C’è anche la condizione in cui vivono le persone all’interno dei centri di accoglienza…
«Credo che non sia corretto mettere insieme più di 20 persone che stanno a guardarsi dalla mattina alla sera. Per di più senza considerare le rivalità legate alle diverse provenienze e legate anche alle generazioni diverse. Non puoi ammassare 250 persone all’interno della residenza Fersina mentre sono in attesa del giudizio delle Commissioni o dei documenti e poi metterci anche giovanissimi che, invece, avrebbero bisogno di maggiore tutela».
La residenza Fersina è sempre stata un po’ nell’occhio del ciclone quando si tratta di accoglienza…
«È sempre stata un problema perché, se non ci sono abbastanza operatori diventa sia un problema per gli ospiti che un pericolo per gli stessi dipendenti che non si sentono tutelati. Ci sono 2 o 3 operatori per gestire quasi 300 persone, è chiaro che fanno quello che possono ma è il minimo indispensabile. Una volta, quando c’erano più operatori, si portavano gli ospiti in gita, si organizzavano feste per cercare partecipazione e coinvolgimento».
Si ritorna sempre sul tema delle attività che mancano, quindi?
«Certo. Bisogna tornare all’accoglienza diffusa di 5 anni fa, riprendiamo i tirocini, facciamo andare i ragazzi a scuola, facciamo fare loro dello sport. Educhiamo queste persone a migliorare e migliorarsi. Se tu riempi la giornata di una persona dalla mattina alla sera, torna a casa talmente stanca che non penserà a fare altro. E sarà magari una persona contenta e orgogliosa di essersi sistemata e inserita in un percorso e in un sistema».
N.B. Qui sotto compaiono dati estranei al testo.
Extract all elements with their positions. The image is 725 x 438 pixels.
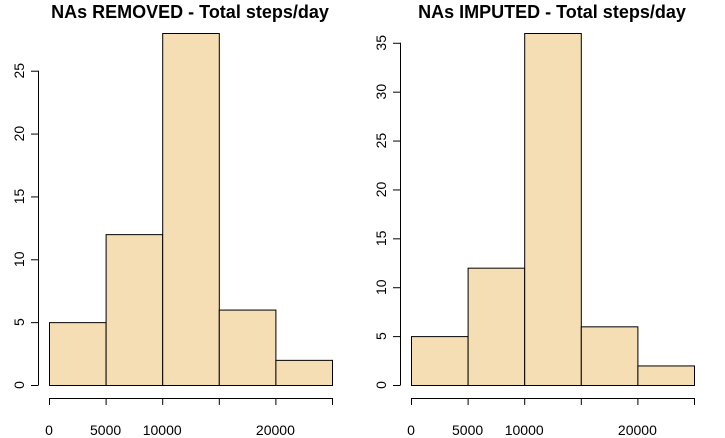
x-tick-label: 20000 bbox=[618, 422, 657, 438]
x-tick-label: 20000 bbox=[256, 422, 295, 438]
chart-title: NAs REMOVED - Total steps/day bbox=[51, 2, 329, 22]
y-tick-label: 10 bbox=[11, 251, 27, 267]
histogram-bar bbox=[524, 33, 582, 386]
y-tick-label: 5 bbox=[373, 332, 389, 340]
chart-title: NAs IMPUTED - Total steps/day bbox=[418, 2, 686, 22]
y-tick-label: 15 bbox=[373, 230, 389, 246]
x-tick-label: 0 bbox=[45, 422, 53, 438]
histogram-bar bbox=[637, 365, 696, 387]
x-tick-label: 5000 bbox=[90, 422, 121, 438]
x-tick-label: 10000 bbox=[505, 422, 544, 438]
histogram-bar bbox=[411, 336, 469, 387]
y-tick-label: 25 bbox=[11, 63, 27, 79]
y-tick-label: 25 bbox=[373, 133, 389, 149]
x-tick-label: 10000 bbox=[143, 422, 182, 438]
histogram-panel-nas-imputed: NAs IMPUTED - Total steps/day 0 5 10 15 20 25… bbox=[373, 2, 696, 438]
histogram-panel-nas-removed: NAs REMOVED - Total steps/day 0 5 10 15 20 25… bbox=[11, 2, 333, 438]
y-tick-label: 5 bbox=[11, 318, 27, 326]
y-tick-label: 20 bbox=[373, 181, 389, 197]
y-tick-label: 0 bbox=[373, 381, 389, 389]
x-tick-label: 5000 bbox=[452, 422, 483, 438]
histogram-bar bbox=[218, 309, 277, 387]
histogram-bar bbox=[275, 359, 333, 387]
histogram-bar bbox=[580, 326, 639, 387]
histogram-bar bbox=[467, 267, 526, 386]
y-tick-label: 30 bbox=[373, 84, 389, 100]
histogram-bar bbox=[105, 234, 164, 386]
histogram-bar bbox=[162, 33, 220, 386]
x-tick-label: 0 bbox=[407, 422, 415, 438]
y-tick-label: 15 bbox=[11, 188, 27, 204]
y-tick-label: 0 bbox=[11, 381, 27, 389]
y-tick-label: 10 bbox=[373, 279, 389, 295]
y-tick-label: 20 bbox=[11, 126, 27, 142]
y-tick-label: 35 bbox=[373, 35, 389, 51]
histogram-bar bbox=[49, 322, 107, 386]
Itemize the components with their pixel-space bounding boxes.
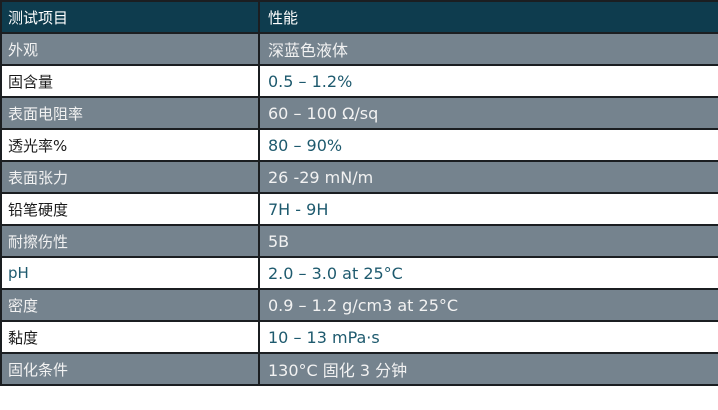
- row-label: 表面电阻率: [0, 96, 260, 130]
- row-value: 60 – 100 Ω/sq: [258, 96, 718, 130]
- table-row: 耐擦伤性 5B: [0, 224, 718, 258]
- table-row: pH 2.0 – 3.0 at 25°C: [0, 256, 718, 290]
- table-row: 固含量 0.5 – 1.2%: [0, 64, 718, 98]
- row-label: 固含量: [0, 64, 260, 98]
- row-value: 深蓝色液体: [258, 32, 718, 66]
- table-row: 外观 深蓝色液体: [0, 32, 718, 66]
- row-label: 透光率%: [0, 128, 260, 162]
- row-label: 表面张力: [0, 160, 260, 194]
- row-value: 2.0 – 3.0 at 25°C: [258, 256, 718, 290]
- spec-table-body: 外观 深蓝色液体 固含量 0.5 – 1.2% 表面电阻率 60 – 100 Ω/sq 透光…: [0, 32, 718, 386]
- row-label: 铅笔硬度: [0, 192, 260, 226]
- row-value: 10 – 13 mPa·s: [258, 320, 718, 354]
- row-label: 固化条件: [0, 352, 260, 386]
- row-value: 7H - 9H: [258, 192, 718, 226]
- header-performance: 性能: [258, 0, 718, 34]
- table-row: 透光率% 80 – 90%: [0, 128, 718, 162]
- table-row: 表面张力 26 -29 mN/m: [0, 160, 718, 194]
- row-label: 密度: [0, 288, 260, 322]
- row-value: 0.9 – 1.2 g/cm3 at 25°C: [258, 288, 718, 322]
- row-value: 130°C 固化 3 分钟: [258, 352, 718, 386]
- table-row: 密度 0.9 – 1.2 g/cm3 at 25°C: [0, 288, 718, 322]
- row-label: 耐擦伤性: [0, 224, 260, 258]
- table-row: 黏度 10 – 13 mPa·s: [0, 320, 718, 354]
- header-row: 测试项目 性能: [0, 0, 718, 34]
- row-label: pH: [0, 256, 260, 290]
- table-row: 固化条件 130°C 固化 3 分钟: [0, 352, 718, 386]
- row-value: 80 – 90%: [258, 128, 718, 162]
- row-label: 外观: [0, 32, 260, 66]
- row-value: 0.5 – 1.2%: [258, 64, 718, 98]
- row-label: 黏度: [0, 320, 260, 354]
- row-value: 26 -29 mN/m: [258, 160, 718, 194]
- row-value: 5B: [258, 224, 718, 258]
- table-row: 铅笔硬度 7H - 9H: [0, 192, 718, 226]
- spec-table: 测试项目 性能 外观 深蓝色液体 固含量 0.5 – 1.2% 表面电阻率 60 – 10…: [0, 0, 718, 386]
- header-test-item: 测试项目: [0, 0, 260, 34]
- table-row: 表面电阻率 60 – 100 Ω/sq: [0, 96, 718, 130]
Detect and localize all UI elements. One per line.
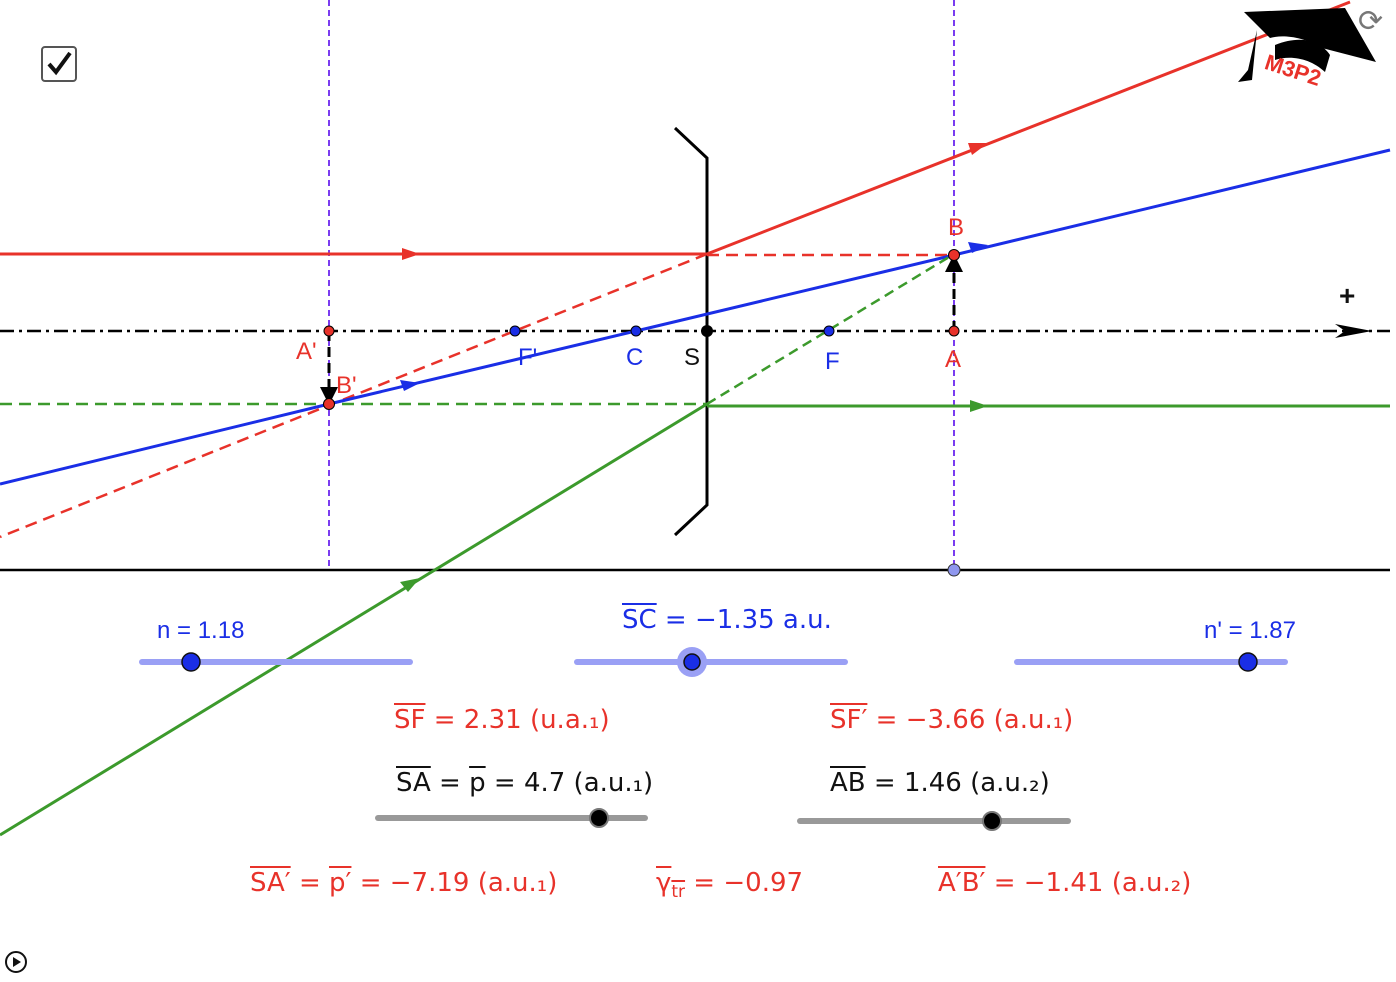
point-f (823, 325, 835, 337)
checkbox-checked-icon[interactable] (41, 46, 77, 82)
axis-direction-label: + (1339, 280, 1356, 311)
point-s (701, 325, 713, 337)
sf-prime-result: SF′ = −3.66 (a.u.₁) (830, 705, 1074, 735)
axis-arrow-icon (1335, 324, 1372, 338)
point-f-prime (509, 325, 521, 337)
green-arrow-icon (970, 400, 988, 412)
red-arrow-icon (968, 143, 988, 155)
play-icon[interactable] (5, 951, 27, 973)
label-b-prime: B' (336, 372, 357, 399)
blue-arrow-icon (400, 380, 420, 391)
point-a[interactable] (948, 325, 960, 337)
blue-arrow-icon (968, 242, 988, 253)
red-ray-refracted (706, 0, 1351, 256)
sa-prime-result: SA′ = p′ = −7.19 (a.u.₁) (250, 868, 558, 898)
red-ray-virtual (0, 252, 708, 539)
sf-result: SF = 2.31 (u.a.₁) (394, 705, 610, 735)
slider-n-prime-label: n' = 1.87 (1204, 617, 1296, 644)
slider-sa-label: SA = p = 4.7 (a.u.₁) (396, 768, 654, 798)
slider-sa-knob[interactable] (589, 808, 609, 828)
point-b-prime (323, 398, 335, 410)
graduation-cap-icon: M3P2 (1238, 8, 1376, 91)
point-b[interactable] (948, 249, 960, 261)
red-arrow-icon (402, 248, 420, 260)
label-s: S (684, 344, 701, 371)
slider-ab-label: AB = 1.46 (a.u.₂) (830, 768, 1050, 798)
slider-sc-label: SC = −1.35 a.u. (622, 605, 832, 635)
label-a-prime: A' (296, 338, 317, 365)
slider-sc-knob[interactable] (683, 653, 701, 671)
point-a-prime (323, 325, 335, 337)
green-arrow-icon (400, 578, 420, 592)
label-a: A (945, 346, 962, 373)
label-f-prime: F' (518, 344, 538, 371)
refresh-icon[interactable]: ⟳ (1358, 4, 1384, 39)
point-c (630, 325, 642, 337)
blue-ray (0, 148, 1391, 486)
label-f: F (825, 348, 840, 375)
label-c: C (626, 344, 644, 371)
slider-n-knob[interactable] (181, 652, 201, 672)
ground-point[interactable] (947, 563, 961, 577)
slider-ab-knob[interactable] (982, 811, 1002, 831)
ab-prime-result: A′B′ = −1.41 (a.u.₂) (938, 868, 1192, 898)
gamma-result: γtr = −0.97 (656, 868, 804, 903)
slider-n-prime-knob[interactable] (1238, 652, 1258, 672)
label-b: B (948, 214, 965, 241)
slider-n-label: n = 1.18 (157, 617, 245, 644)
green-ray-incident (0, 402, 708, 837)
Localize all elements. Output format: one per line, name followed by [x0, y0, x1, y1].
E sicuramente meno disposta ad avvicinarsi allo spaccio e alla criminalità?
«Lo spaccio esiste anche perché la gente non ha da mangiare, non ha mezzi e non vede futuro. Come si salvano queste persone? Creando opportunità e le assicuro che ci sono molte associazioni che non vedono l’ora di riprendere le attività che svolgevano prima della stretta leghista. E sono sicuro che se ritornassimo al sistema di una volta, sarebbero tantissimi i cittadini trentini che si impegnerebbero per sostenere, aiutare, organizzare corsi e attività di volontariato anche nelle strutture di accoglienza. È chiaro che, se un volontario oggi entra alla Fersina e vede centinaia di persone ammassate e due operatori in croce scappa dalla giungla».
Due dei ragazzi coinvolti nella rissa avevano precedenti penali e saranno rimpatriati. Lei è favorevole ai Cpr?
«Assolutamente no. Sono delle prigioni. Poi io non conosco questi ragazzi e i loro precedenti, mi limito a fare una valutazione esterna. Non capisco se la Provincia, così facendo, cerca una punizione collettiva… L’oppressione non è la soluzione, ci vuole coinvolgimento. Possono rimpatriare due persone oggi ma domani avremo lo stesso problema».